Noah Smith, Carnegie Mellon University
Approximate Inference in Natural Language Processing
I'll start out by presenting an idealized version of the natural
language processing problem of parsing. I will brazenly suggest that
most of NLP is reducible to variations on parsing problems. I'll show
how dynamic programming solves the idealized version of the problem,
both for calculating modes and marginals over parse trees, exploiting
some key independence assumptions about the structure of natural
language sentences.
I will then discuss two approximate inference methods that let us build more powerful models of parsing. Neither comes with strong theoretical guarantees, but both are demonstrated to perform strongly in experiments on real NLP data. The first method builds on the dynamic programming representation, combining max-product and sum-product methods to produce, approximately, the k-best parses and a residual sum over the rest of the parses, useful when incorporating features that violate the usual independence assumptions. Experiments validate the approach with a discriminative model for machine translation.

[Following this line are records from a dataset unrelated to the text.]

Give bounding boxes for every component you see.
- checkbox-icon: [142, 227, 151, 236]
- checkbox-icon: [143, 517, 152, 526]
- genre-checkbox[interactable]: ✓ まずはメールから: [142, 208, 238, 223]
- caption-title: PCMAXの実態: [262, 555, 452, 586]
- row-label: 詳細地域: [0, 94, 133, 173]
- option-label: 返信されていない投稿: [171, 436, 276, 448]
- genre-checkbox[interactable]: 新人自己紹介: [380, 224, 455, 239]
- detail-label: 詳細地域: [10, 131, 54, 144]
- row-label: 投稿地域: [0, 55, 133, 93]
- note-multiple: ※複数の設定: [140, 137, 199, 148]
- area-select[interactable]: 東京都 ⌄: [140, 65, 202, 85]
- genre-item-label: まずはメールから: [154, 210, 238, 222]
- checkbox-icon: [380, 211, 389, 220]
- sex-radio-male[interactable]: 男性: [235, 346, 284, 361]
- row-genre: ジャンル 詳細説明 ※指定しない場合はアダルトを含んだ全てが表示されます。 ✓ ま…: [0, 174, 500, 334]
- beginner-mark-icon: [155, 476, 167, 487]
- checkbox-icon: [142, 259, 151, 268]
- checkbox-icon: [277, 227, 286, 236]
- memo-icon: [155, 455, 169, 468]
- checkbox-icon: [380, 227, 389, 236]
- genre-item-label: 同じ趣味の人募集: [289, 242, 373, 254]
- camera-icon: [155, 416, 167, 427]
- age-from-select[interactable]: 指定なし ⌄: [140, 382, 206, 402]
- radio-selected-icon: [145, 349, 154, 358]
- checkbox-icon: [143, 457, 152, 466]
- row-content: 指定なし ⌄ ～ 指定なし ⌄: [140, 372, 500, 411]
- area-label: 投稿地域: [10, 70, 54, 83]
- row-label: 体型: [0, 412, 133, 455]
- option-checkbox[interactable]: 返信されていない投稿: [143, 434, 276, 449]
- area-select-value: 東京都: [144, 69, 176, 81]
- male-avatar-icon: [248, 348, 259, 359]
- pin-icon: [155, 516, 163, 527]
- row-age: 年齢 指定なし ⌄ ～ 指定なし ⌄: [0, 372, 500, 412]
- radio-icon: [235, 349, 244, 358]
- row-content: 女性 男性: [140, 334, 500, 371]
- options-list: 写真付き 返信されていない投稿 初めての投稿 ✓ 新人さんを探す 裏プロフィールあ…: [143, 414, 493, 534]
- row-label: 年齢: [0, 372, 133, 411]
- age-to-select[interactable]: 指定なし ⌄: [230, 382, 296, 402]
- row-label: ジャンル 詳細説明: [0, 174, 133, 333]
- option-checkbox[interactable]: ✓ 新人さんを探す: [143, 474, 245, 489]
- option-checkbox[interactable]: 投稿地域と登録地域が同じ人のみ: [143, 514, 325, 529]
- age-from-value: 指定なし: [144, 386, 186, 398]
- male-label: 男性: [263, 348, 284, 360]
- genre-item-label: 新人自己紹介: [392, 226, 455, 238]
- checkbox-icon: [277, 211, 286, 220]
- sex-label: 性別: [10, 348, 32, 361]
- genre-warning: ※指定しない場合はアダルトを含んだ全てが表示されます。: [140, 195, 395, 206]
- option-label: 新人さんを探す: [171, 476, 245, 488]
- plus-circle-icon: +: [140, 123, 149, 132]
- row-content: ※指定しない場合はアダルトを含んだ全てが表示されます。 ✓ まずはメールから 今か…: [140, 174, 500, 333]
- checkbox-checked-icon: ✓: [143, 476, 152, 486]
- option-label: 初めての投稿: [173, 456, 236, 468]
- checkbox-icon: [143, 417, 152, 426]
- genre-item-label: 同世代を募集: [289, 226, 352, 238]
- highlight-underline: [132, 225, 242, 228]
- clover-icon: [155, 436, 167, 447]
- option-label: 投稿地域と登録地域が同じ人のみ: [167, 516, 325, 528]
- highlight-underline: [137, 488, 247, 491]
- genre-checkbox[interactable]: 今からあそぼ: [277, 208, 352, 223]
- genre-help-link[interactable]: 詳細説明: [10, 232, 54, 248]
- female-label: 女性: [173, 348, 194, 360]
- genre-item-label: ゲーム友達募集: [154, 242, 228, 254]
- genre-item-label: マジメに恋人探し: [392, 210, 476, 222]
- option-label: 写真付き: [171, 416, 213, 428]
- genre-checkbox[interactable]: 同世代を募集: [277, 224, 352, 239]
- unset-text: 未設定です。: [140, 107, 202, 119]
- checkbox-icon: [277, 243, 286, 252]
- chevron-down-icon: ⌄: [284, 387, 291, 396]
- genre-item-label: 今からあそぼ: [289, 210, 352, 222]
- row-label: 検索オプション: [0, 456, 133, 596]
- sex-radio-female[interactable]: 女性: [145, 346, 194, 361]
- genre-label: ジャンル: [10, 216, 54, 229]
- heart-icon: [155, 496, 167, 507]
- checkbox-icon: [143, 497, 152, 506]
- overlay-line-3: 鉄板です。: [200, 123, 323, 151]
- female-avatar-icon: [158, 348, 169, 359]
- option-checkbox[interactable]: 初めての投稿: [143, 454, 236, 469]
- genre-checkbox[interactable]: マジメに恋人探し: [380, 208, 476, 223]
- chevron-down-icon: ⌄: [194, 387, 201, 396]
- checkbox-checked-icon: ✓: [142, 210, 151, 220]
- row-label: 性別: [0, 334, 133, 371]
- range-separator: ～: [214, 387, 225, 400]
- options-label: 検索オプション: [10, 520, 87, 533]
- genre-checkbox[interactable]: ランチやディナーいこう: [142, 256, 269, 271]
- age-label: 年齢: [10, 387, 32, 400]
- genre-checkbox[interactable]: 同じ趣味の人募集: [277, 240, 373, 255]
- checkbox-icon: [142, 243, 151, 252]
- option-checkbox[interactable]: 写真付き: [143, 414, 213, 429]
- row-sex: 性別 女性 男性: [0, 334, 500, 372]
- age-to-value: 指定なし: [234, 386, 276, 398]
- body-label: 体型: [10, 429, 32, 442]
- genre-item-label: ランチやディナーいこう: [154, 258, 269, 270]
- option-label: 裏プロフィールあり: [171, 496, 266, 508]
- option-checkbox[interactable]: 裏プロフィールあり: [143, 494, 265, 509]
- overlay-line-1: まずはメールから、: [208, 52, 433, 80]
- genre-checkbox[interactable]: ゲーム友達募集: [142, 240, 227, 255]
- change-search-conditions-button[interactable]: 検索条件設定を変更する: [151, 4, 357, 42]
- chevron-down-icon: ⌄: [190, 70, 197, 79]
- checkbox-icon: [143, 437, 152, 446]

The second method turns a parsing problem instance into a concise
integer linear program. Approximate inference is then accomplished
using well-known linear program relaxation. This is embedded in a
new online learning algorithm that tries to penalize uninterpretable
fractional solutions (and therefore inference cost at evaluation
time). We show that this approach leads to state-of-the-art parsing
performance on seven languages, with improved speed for both exact and
approximate inference and no significant performance loss.
This talk includes joint work with Kevin Gimpel, Andre Martins, and Eric Xing.